Reasonable people’s opinions can differ about the merits of class actions — as some critics no doubt believe that they benefit attorneys more than the class members. Still, the Times articles demonstrate that, without the leverage of class actions, it is simply impractical to pursue many claims — using arbitration or other means — against large corporations.

The second installment of the series was particularly troubling to those who work with alternative dispute resolutions. It highlighted a small number of cases, the outcomes of which seemed particularly unjust, and strongly suggested that the process of arbitration, and arbitrators as a whole, were somehow biased and that the system itself was anti-consumer or anti-plaintiff.

Obviously, unjust outcomes are not unique to the arbitration process, as evidenced by the unpredictability of jury decisions. However, a few anecdotes of inequitable arbitration awards should not characterize the work of so many dedicated arbitrators who objectively follow the evidence and make unbiased and reasoned decisions.

The articles make a case for reform, either by court decisions or legislative response, of the use of mandatory arbitration clauses that are neither prominently displayed in contracts nor understood by the parties, and particularly in circumstances in which the parties have significantly unequal bargaining power.

It is the professional obligation of the ADR community, which we believe is undoubtedly shared by the majority of dedicated professionals who provide arbitration services, to emphasize that the arbitration process has a long and honorable history, and should justifiably remain an often preferred option to litigation and trial for many disputes.

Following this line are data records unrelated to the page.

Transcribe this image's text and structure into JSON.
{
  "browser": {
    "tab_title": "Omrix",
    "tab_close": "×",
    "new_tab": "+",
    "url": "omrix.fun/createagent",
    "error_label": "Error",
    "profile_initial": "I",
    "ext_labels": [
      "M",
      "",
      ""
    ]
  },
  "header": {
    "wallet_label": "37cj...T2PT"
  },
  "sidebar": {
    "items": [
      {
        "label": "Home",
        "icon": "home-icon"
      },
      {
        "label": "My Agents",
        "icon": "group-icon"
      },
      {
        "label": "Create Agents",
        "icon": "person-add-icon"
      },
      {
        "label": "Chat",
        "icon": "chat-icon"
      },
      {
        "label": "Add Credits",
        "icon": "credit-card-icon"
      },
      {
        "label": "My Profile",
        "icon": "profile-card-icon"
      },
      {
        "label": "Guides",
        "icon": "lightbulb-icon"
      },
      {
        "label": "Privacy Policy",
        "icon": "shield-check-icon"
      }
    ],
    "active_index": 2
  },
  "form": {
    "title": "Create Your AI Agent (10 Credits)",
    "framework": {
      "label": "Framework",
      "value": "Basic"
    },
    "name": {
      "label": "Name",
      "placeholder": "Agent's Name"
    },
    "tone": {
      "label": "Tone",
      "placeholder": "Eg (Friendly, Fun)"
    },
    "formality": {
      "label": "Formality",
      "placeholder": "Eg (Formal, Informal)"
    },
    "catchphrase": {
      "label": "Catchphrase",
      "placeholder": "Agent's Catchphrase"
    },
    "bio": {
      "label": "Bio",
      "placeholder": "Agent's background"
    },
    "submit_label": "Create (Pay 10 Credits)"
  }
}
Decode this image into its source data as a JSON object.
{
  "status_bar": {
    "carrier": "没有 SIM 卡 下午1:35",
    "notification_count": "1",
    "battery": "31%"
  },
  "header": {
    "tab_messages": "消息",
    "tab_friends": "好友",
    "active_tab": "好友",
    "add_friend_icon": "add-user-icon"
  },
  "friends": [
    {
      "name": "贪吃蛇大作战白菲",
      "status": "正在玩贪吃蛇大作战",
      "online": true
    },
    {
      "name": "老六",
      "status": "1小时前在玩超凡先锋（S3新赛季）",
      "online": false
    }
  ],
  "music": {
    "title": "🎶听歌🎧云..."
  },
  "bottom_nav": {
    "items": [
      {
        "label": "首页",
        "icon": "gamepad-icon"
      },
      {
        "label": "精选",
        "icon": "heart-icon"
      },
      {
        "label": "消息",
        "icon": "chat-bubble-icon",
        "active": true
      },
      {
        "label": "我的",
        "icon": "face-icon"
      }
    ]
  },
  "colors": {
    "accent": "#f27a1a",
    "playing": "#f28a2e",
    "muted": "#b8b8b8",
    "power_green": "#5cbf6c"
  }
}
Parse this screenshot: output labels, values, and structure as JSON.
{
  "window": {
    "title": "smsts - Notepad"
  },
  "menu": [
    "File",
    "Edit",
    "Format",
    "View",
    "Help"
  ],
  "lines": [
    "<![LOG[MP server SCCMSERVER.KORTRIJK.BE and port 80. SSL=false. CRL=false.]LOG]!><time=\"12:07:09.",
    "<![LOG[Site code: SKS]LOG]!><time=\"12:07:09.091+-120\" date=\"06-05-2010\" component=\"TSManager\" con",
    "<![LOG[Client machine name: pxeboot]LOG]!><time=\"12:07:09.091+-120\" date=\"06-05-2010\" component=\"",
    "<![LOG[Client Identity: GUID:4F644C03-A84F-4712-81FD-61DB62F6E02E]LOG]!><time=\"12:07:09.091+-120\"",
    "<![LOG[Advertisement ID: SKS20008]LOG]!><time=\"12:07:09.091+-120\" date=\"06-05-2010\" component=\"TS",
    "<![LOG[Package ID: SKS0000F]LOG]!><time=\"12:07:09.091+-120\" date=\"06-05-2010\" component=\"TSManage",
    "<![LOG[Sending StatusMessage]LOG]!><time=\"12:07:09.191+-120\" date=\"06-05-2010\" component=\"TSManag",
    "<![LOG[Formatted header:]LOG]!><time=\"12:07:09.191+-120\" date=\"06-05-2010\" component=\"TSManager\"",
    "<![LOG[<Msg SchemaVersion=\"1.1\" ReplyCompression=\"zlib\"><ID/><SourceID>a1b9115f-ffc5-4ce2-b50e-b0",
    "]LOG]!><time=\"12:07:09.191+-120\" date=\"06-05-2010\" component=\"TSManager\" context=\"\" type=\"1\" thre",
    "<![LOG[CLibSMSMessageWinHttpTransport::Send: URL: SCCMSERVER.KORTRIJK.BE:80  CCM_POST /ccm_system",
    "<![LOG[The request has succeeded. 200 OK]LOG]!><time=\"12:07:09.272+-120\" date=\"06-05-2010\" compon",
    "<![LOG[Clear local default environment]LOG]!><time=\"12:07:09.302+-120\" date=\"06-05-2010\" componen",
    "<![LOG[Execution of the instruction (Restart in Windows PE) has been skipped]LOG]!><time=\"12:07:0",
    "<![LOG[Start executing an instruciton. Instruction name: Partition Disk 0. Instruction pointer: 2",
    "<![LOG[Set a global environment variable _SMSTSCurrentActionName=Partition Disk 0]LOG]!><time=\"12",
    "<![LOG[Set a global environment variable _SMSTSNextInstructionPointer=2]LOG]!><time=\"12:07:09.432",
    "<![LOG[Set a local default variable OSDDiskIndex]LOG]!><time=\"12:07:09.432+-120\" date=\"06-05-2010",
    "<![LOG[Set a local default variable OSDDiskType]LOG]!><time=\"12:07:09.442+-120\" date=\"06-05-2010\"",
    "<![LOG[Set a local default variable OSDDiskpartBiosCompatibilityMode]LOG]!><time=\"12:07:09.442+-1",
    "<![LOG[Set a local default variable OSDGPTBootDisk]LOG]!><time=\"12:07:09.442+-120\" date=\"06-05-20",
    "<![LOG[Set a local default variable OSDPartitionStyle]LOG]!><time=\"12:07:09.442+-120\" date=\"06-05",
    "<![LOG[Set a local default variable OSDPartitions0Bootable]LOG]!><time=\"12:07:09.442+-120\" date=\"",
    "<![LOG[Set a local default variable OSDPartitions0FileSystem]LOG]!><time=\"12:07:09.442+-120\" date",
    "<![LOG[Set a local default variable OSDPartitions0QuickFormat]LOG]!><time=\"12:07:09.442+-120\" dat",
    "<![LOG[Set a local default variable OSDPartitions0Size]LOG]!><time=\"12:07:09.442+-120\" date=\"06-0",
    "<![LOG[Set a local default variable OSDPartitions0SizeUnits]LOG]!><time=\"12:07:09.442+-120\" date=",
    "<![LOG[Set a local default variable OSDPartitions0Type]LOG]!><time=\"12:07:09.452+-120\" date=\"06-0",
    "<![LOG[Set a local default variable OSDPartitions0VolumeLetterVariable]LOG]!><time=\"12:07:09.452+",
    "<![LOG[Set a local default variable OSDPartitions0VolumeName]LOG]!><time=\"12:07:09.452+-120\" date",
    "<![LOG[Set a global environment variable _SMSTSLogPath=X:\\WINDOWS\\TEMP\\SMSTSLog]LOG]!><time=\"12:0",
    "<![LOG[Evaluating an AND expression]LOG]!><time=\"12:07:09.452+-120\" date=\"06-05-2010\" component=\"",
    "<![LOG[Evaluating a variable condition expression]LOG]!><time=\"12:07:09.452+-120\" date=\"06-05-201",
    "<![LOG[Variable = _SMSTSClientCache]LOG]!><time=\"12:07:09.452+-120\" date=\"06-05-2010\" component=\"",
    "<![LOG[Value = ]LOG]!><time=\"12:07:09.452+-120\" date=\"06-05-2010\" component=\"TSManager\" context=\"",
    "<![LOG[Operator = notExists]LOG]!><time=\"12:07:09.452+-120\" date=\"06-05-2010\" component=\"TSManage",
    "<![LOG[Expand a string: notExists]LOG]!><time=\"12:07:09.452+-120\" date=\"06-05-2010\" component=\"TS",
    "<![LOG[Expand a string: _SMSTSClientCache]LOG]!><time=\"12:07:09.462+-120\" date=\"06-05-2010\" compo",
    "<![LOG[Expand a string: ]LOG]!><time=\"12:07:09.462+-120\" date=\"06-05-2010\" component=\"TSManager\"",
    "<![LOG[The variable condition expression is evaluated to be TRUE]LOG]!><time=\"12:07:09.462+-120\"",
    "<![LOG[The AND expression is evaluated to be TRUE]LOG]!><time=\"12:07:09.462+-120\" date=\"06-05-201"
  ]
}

Unlike the situations described in the Times, arbitration is most often frequently and freely chosen by the parties and their attorneys in ongoing cases. There is no need, in other words, for any mandatory arbitration clause. Arbitration is selected as the preferred dispute-resolution process because one or more of its inherent features is appropriate for the case. They can include:

  • The time, expense and costs saved by choosing arbitration over extensive litigation, discovery and trial in the court system;
  • The ability to mutually select the arbitrator or panel of arbitrators to hear the case. These are neutrals with legal expertise in the area of the law involved and with track records of integrity and fairness;
  • The convenience and efficiency of selecting the time and place of the hearing; and
  • The privacy of a conference room over a courtroom, and the finality of an arbitration award, as may be deemed mutually beneficial to the parties.

The Times series places emphasis on abuses pertaining to a narrow segment of the arbitration field, the regrettable hallmark of which is the use of arbitration clauses in contracts involving parties with unequal bargaining power. As such, its main topic was not — and should not — be seen as representative of arbitration or arbitrators as a whole.

As attorneys and ADR providers, we are bound by strict ethical rules and believe that authentic neutrality is at the very center of our mission and professional life. Indeed, those are the reasons why ADR has become so beneficially used and remains appropriate as a fair and effective resolution process.

Brian R. Jerome is the founder of Massachusetts Dispute Resolution Services and chairman of the Massachusetts Bar Association’s ADR Committee. Jeffrey S. Stern is a neutral at The Mediation Group and a member of the MBA’s ADR Committee.